RDP 2023-09: Does Monetary Policy Affect Non-mining Business Investment in Australia? Evidence from BLADE Non-technical summary for ‘Does Monetary Policy Affect Non-mining Business Investment in Australia? Evidence from BLADE’
December 2023
Business investment is a key driver of economic growth. When investment is strong, workers have access to more capital and equipment, making them more productive and able to contribute to stronger productivity growth. Business investment is also thought to be an important driver of economic cycles and stimulating business investment is one of the key mechanisms through which monetary policy is thought to work.
However, non-mining business investment in Australia was fairly weak over much of the 2010s, despite declines in interest rates and moderate economic growth. While several explanations have been put forward, one potential explanation is that monetary policy is not very effective at stimulating business investment, or has become less effective over time.
Against this background, it is important to better understand how and whether monetary policy affects business investment. As such, this study examines the effect of monetary policy changes on non-mining business investment using a variety of national and firm-level investment data. This allows us to explore both the aggregate effects of monetary policy, as well as the channels through which monetary policy affects investment. We find that monetary policy affects investment in line with the predictions of economic theory.
Key findings
- Increases in interest rates lead to less investment, both by lowering the number of firms investing and the amount of investment done by those that do invest.
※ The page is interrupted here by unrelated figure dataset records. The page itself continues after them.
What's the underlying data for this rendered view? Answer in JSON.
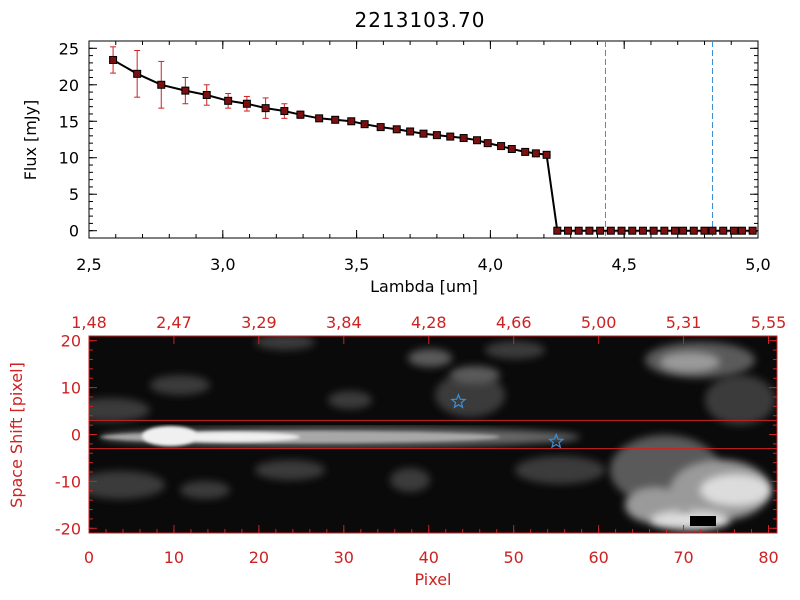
{
  "chart_data": [
    {
      "type": "line",
      "title": "2213103.70",
      "xlabel": "Lambda [um]",
      "ylabel": "Flux [mJy]",
      "xlim": [
        2.5,
        5.0
      ],
      "ylim": [
        -1,
        26
      ],
      "xticks": [
        "2.5",
        "3.0",
        "3.5",
        "4.0",
        "4.5",
        "5.0"
      ],
      "yticks": [
        "0",
        "5",
        "10",
        "15",
        "20",
        "25"
      ],
      "vlines": [
        4.43,
        4.83
      ],
      "colors": {
        "line": "#000000",
        "marker": "#7a1010",
        "error": "#cc2222",
        "vline": "#3a8fd8"
      },
      "series": [
        {
          "x": [
            2.59,
            2.68,
            2.77,
            2.86,
            2.94,
            3.02,
            3.09,
            3.16,
            3.23,
            3.29,
            3.36,
            3.42,
            3.48,
            3.53,
            3.59,
            3.65,
            3.7,
            3.75,
            3.8,
            3.85,
            3.9,
            3.95,
            3.99,
            4.04,
            4.08,
            4.13,
            4.17,
            4.21,
            4.25,
            4.29,
            4.33,
            4.37,
            4.41,
            4.45,
            4.49,
            4.53,
            4.57,
            4.61,
            4.65,
            4.69,
            4.72,
            4.76,
            4.8,
            4.83,
            4.87,
            4.91,
            4.94,
            4.98
          ],
          "y": [
            23.4,
            21.5,
            20.0,
            19.2,
            18.6,
            17.8,
            17.4,
            16.8,
            16.4,
            15.9,
            15.4,
            15.2,
            15.0,
            14.6,
            14.2,
            13.9,
            13.6,
            13.3,
            13.1,
            12.9,
            12.7,
            12.4,
            12.0,
            11.6,
            11.2,
            10.8,
            10.6,
            10.4,
            0,
            0,
            0,
            0,
            0,
            0,
            0,
            0,
            0,
            0,
            0,
            0,
            0,
            0,
            0,
            0,
            0,
            0,
            0,
            0
          ],
          "err": [
            1.8,
            3.2,
            3.2,
            1.8,
            1.4,
            1.0,
            1.0,
            1.4,
            1.0,
            0.5,
            0.4,
            0.4,
            0.3,
            0.3,
            0.3,
            0.3,
            0.3,
            0.3,
            0.3,
            0.3,
            0.3,
            0.3,
            0.3,
            0.3,
            0.3,
            0.3,
            0.3,
            0.3,
            0,
            0,
            0,
            0,
            0,
            0,
            0,
            0,
            0,
            0,
            0,
            0,
            0,
            0,
            0,
            0,
            0,
            0,
            0,
            0
          ]
        }
      ]
    },
    {
      "type": "heatmap",
      "xlabel": "Pixel",
      "ylabel": "Space Shift [pixel]",
      "xlim": [
        0,
        81
      ],
      "ylim": [
        -21,
        21
      ],
      "xticks": [
        "0",
        "10",
        "20",
        "30",
        "40",
        "50",
        "60",
        "70",
        "80"
      ],
      "yticks": [
        "-20",
        "-10",
        "0",
        "10",
        "20"
      ],
      "top_ticks": [
        "1.48",
        "2.47",
        "3.29",
        "3.84",
        "4.28",
        "4.66",
        "5.00",
        "5.31",
        "5.55"
      ],
      "hlines": [
        3,
        -3
      ],
      "stars": [
        {
          "x": 43.5,
          "y": 7
        },
        {
          "x": 55,
          "y": -1.5
        }
      ],
      "colors": {
        "frame": "#cc2222",
        "star": "#3a8fd8"
      }
    }
  ]
}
- Young and old firms have a similar response to changes in interest rates. This suggests that declines in the rate of firm entry seen over the past decade, which led to fewer young firms in the economy, is unlikely to have made monetary policy less effective at influencing investment.
- Small and larger firms' investment responds similarly to monetary policy.
- Evidence from the United States suggests the very largest firms are more responsive to monetary policy and that declining interest rates over the 2010s disproportionately contributed to their growth relative to smaller firms, weakening competition in the economy. This does not appear to be the case in Australia.
- Firms that are financially constrained or more dependent on external financing are more sensitive to monetary policy changes. This suggests that monetary policy in part affects investment by loosening or tightening firms' access to finance.
- Increases in interest rates cause firms to lower the amount of investment they expect to do in the future. However, it affects their actual and expected investment simultaneously, indicating that firms' expectations reflect current conditions rather than anticipated future conditions.